Many families of land animals live separated by hundreds of miles of oceans wide and wide. The explanations for how they got so far apart are as varied as the animals themselves.

Lately, many animals have been hitchhiking around the world with humans, on our vehicles, food, and on our bodies.

Before that, hundreds of millions of years ago, the continents were connected and animals could just walk across the land.

But between then and now, there seems to have been a lot of floating and hoping for the best.

A new study has found that the drywood termite family (Kalotermitidae) is an expert at it, having successfully crossed the ocean at least 40 times in the past 50 million years.

Termites are flying creatures, and while you can imagine they could make the journey by plane, they’re actually pretty bad at flying long distances, so they’re better suited to crossing vast bodies of water using another mode of transport.

“They are very good at crossing oceans,” says the study’s lead author Aleš Buček, an evolutionary geneticist from the Okinawa Institute of Science and Technology Graduate University (OIST) in Japan.

“Their houses are made of wood, so they can act like tiny ships.”

Researchers highlight the Krakatoa Islands to illustrate this. A devastating volcanic eruption in 1883 left the entire area barren, but several species of drywood termites had recolonized the area after just 100 years.

“The dispersal ability of Kalotermitidae stems from their lifestyle, as they typically nest and feed on individual pieces of wood that can swim across oceans as rafts,” the team writes in their article.

“Most extant species of Kalotermitidae are unable to forage outside of their nesting piece of wood. Instead they form small colonies in wooden objects like dead branches on living trees.”

To find out, the team didn’t put drywood termites on small boats and set them out to sea (although that would have been adorable). Instead, they studied the genetics of the drywood termite family Kalotermitidae and charted how their mitochondrial DNA traveled around the world.

Analyzing hundreds of drywood termite samples from around the world collected over the past 30 years, the researchers focused on around 120 species of termites, representing 27 percent of the Kalotermitidae diversity and almost all of the different genera, giving the Team a lot of information to work with.

A world map showing where the termites were collected. (Buček et al., MBE, 2022)

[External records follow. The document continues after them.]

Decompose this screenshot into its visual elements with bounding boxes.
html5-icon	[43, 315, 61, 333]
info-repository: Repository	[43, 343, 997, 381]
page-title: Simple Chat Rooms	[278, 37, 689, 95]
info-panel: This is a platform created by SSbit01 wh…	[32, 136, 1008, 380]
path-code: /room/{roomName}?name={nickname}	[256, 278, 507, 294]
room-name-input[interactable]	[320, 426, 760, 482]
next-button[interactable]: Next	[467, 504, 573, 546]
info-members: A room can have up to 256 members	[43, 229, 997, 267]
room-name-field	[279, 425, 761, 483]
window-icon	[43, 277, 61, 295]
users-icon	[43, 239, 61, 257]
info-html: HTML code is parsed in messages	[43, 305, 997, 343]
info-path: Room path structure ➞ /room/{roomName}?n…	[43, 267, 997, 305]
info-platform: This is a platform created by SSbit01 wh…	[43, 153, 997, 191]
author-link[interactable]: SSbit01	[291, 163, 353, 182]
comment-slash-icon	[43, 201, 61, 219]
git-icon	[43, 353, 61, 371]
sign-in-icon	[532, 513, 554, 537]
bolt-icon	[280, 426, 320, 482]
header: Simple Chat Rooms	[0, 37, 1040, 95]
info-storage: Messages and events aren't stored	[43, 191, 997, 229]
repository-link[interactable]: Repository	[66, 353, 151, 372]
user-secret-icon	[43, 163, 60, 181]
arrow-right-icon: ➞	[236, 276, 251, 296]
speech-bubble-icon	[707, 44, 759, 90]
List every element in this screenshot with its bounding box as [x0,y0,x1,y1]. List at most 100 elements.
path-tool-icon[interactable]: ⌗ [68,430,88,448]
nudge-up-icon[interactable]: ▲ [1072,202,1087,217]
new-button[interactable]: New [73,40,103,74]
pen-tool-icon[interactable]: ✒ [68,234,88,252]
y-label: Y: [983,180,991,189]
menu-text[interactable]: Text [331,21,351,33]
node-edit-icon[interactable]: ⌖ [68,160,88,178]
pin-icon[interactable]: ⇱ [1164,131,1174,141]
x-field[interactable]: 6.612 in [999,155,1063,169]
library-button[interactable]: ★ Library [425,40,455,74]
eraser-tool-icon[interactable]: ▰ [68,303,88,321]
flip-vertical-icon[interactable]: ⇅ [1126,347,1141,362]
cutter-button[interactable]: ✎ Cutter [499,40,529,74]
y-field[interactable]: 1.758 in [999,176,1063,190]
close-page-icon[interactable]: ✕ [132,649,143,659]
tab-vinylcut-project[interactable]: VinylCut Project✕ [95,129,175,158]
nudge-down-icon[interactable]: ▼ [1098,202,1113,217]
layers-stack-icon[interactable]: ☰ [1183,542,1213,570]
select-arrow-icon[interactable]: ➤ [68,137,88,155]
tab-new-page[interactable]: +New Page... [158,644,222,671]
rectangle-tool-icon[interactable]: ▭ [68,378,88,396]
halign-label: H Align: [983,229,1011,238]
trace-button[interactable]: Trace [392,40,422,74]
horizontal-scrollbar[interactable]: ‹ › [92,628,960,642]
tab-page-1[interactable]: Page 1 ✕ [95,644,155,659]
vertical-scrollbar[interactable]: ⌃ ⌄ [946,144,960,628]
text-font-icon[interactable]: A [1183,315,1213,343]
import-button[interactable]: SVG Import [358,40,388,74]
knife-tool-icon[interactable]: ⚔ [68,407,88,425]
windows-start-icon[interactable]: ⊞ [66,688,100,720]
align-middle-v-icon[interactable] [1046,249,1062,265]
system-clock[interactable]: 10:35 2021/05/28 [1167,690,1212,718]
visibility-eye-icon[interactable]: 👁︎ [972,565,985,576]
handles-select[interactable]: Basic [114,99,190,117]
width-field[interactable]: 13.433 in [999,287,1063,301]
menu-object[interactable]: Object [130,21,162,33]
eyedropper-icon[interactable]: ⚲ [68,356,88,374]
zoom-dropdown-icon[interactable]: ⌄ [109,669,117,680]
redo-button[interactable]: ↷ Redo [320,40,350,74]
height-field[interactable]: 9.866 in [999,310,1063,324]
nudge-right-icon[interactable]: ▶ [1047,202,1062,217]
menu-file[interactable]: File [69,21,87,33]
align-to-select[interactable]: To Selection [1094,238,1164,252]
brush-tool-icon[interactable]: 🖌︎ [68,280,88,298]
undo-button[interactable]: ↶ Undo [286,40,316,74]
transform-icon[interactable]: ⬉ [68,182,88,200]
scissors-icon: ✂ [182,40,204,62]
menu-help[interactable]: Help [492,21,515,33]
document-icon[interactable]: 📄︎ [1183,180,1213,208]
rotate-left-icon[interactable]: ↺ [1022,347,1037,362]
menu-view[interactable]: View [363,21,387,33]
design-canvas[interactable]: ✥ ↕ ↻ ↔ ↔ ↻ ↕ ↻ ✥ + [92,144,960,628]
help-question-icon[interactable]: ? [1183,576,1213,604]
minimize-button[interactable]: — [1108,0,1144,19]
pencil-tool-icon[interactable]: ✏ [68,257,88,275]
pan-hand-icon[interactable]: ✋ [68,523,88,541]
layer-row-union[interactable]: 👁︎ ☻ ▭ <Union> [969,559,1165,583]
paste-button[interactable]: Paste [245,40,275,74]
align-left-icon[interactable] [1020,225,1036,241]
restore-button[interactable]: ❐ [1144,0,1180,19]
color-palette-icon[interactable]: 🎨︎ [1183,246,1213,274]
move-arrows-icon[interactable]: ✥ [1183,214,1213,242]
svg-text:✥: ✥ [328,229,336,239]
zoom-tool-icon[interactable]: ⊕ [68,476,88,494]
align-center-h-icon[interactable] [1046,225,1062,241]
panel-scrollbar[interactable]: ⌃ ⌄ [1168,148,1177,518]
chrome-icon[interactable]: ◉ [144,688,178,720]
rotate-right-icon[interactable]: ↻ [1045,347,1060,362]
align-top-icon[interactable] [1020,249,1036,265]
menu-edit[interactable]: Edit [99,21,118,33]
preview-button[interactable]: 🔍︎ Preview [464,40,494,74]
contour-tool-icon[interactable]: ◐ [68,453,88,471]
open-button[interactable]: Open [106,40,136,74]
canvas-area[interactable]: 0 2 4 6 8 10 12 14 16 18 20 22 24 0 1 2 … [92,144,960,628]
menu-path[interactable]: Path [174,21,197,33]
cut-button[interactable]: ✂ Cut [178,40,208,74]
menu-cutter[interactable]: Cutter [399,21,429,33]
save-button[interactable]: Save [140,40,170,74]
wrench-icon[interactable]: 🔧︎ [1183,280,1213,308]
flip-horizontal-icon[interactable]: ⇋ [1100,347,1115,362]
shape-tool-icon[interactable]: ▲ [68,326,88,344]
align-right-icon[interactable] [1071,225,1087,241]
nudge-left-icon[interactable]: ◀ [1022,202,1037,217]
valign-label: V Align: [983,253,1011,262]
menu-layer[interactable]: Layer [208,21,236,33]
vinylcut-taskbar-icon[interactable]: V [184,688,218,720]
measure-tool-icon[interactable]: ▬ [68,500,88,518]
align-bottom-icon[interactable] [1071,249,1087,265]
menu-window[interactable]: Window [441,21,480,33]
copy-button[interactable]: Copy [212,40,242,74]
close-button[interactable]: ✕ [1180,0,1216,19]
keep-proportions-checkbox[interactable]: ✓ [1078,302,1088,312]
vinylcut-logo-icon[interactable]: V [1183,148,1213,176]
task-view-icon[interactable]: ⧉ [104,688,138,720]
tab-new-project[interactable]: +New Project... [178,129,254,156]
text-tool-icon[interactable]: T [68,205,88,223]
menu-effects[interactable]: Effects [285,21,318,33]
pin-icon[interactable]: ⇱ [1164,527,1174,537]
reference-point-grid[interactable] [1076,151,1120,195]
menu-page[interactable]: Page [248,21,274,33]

“Drywood termites, or Kalotermitidae, are often considered primitive because they split off from other termites fairly early, around 100 million years ago, and form what appear to be smaller colonies,” says Buček. “But actually very little is known about this family.”

By genetically tracing their family tree, the researchers found that the earliest common ancestor lived 84 million years ago. This means that some of the early splits in the family tree may have occurred over land before the supercontinent Gondwana completely broke apart.

Most of the 40 or so fissions, however, occurred less than 50 million years ago, suggesting these little landhoppers traveled across the sea. More recently, human travel has likely helped termites as well.

Importantly, the analysis also suggests that we’ve been a little too harsh on these little guys and their “primitive lifestyle.” The Kalotermitidae typically nest in small groups on a single piece of wood, which many researchers have interpreted as the “primitive” way of life of termites, before larger and more complex colony organizations later evolved.

However, according to the researchers, some of the oldest lines in the genetic family have been feeding on multiple pieces of wood, suggesting that the single piece of wood strategy may be a relatively recent adaptation, possibly driven by competition.

“This study only underscores how little we know about termites, the diversity of their lifestyles and the extent of their social life,” says OIST ecologist Tom Bourguignon.

“As more information about their behavior and ecology is gathered, we can use this family tree to learn more about the evolution of insect sociality and why termites have been so successful.”

The research was published in Molecular Biology and Evolution.